Nuclear terrorism, therefore, is the use or threatened use of nuclear weapons for political purposes.
The concept of ‘terrorism’ arose in the context of the French revolution, relating to state terror, and there is no justification in logic or history for excluding government action from the definition.
Terrorism against Iraq
In the run-up to the invasion of Iraq in 2003, British defence secretary Geoff Hoon engaged in nuclear terrorism.
On 20 March 2002, Hoon told the house of commons select committee on defence that states like Iraq ‘can be absolutely confident that in the right conditions we would be willing to use our nuclear weapons.’ Four days later, Hoon appeared on ITV’s Jonathan Dimbleby show and insisted that the government ‘reserved the right’ to use nuclear weapons if Britain or British troops were threatened by chemical or biological weapons.

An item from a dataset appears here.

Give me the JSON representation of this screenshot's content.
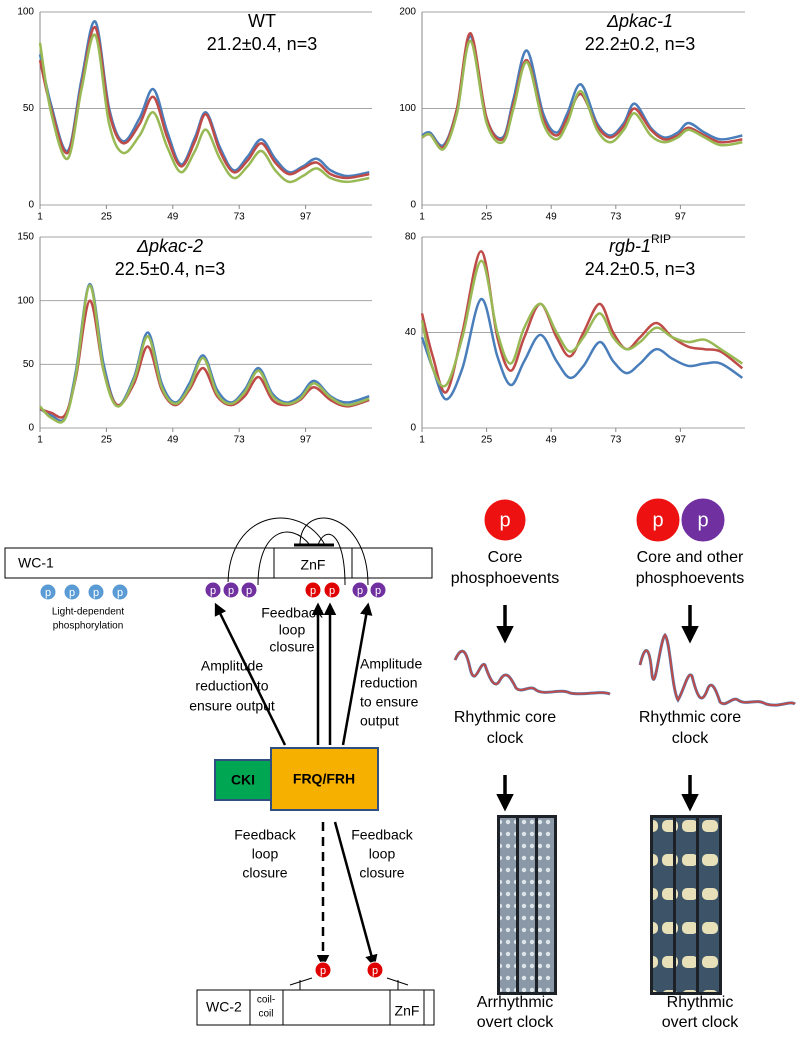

When asked about these nuclear threats in a house of commons debate on 29 April 2002, Hoon said: ‘ultimately, and in conditions of extreme self-defence, nuclear weapons would have to be used.’ He refused to clarify what the ‘certain specified conditions’ were in which ‘we would be prepared to use them’.
The political purpose of his threats was to deter Iraq from using chemical weapons against British forces.
Over a decade earlier, in the run-up to the 1991 US-UK assault on Iraq, British officials made nuclear threats for similar reasons. A senior officer with the British 7th Armoured Brigade was quoted as saying, on 30 September 1990, that, if attacked with chemical weapons, British forces would retaliate ‘with battlefield nuclear weapons’. On 26 October 1990, a senior British minister was quoted: ‘If we were prepared to use tactical nuclear weapons against the Russians, I can’t see why we shouldn’t be prepared to use them against Iraq.’ On 13 November, Guardian journalist Hugo Young reported hearing a minister saying the war might have to be ended with ‘tactical nukes’.
On 17 January 1991, the prime minister John Major said that Britain ‘did not envisage the use of nuclear weapons’ against Iraq, which hardly ruled it out.
If we go back even earlier, we can find nuclear sabre-rattling against Iraq in 1961 in the context of the granting of independence to Kuwait.
Imperial defence
These threats against Iraq, a non-nuclear weapon state, are not aberrations, they fit into a larger pattern of nuclear intimidation.
In 1956, the British chiefs of staff resolved that ‘the use of nuclear air power must form the basis of our strategy’ in East Asia, though no Communist invasions were anticipated.
In 1957, the defence white paper promised that ‘bomber squadrons based in Cyprus capable of delivering nuclear weapons’ would be assigned to Middle East duties, even though the chiefs of staff had secretly concluded that a major nuclear war there was unlikely.
Nuclear weapons were being used to shore up imperial control rather than to deter Russia and China from invasion.
Strategic nuclear V-bombers were deployed throughout the empire, for example flying in 1955 to Australia via Iraq, Pakistan, Sri Lanka (then Ceylon) and Singapore.
V-bombers were sent to attend the independence ceremonies in Uganda and Jamaica, signalling Britain’s continuing (and overwhelming) power in these regions.
V-bombers were sent out to Singapore, and stayed beyond their normal deployment, during the British intervention against Indonesia known as the ‘Malaysian confrontation’ (1963-66).
Until western peace movements start to see nuclear history from the perspective of the Global South, they will continue to misunderstand the role of nuclear arsenals, fixated on hardware and numbers rather than doctrines and use (and threatened use).
They are often unknowlingly colluding with official propaganda, which helps to secure the acquiescence of the general public in the retention of nuclear weapons.
Most people in Britain and the US think nuclear weapons are there as weapons of last resort, kept just in case some mad state threatens the homeland. They would be horrified if they knew the truth about western nuclear terrorism, and nothing would do more to undermine public support for retaining these nuclear arsenals.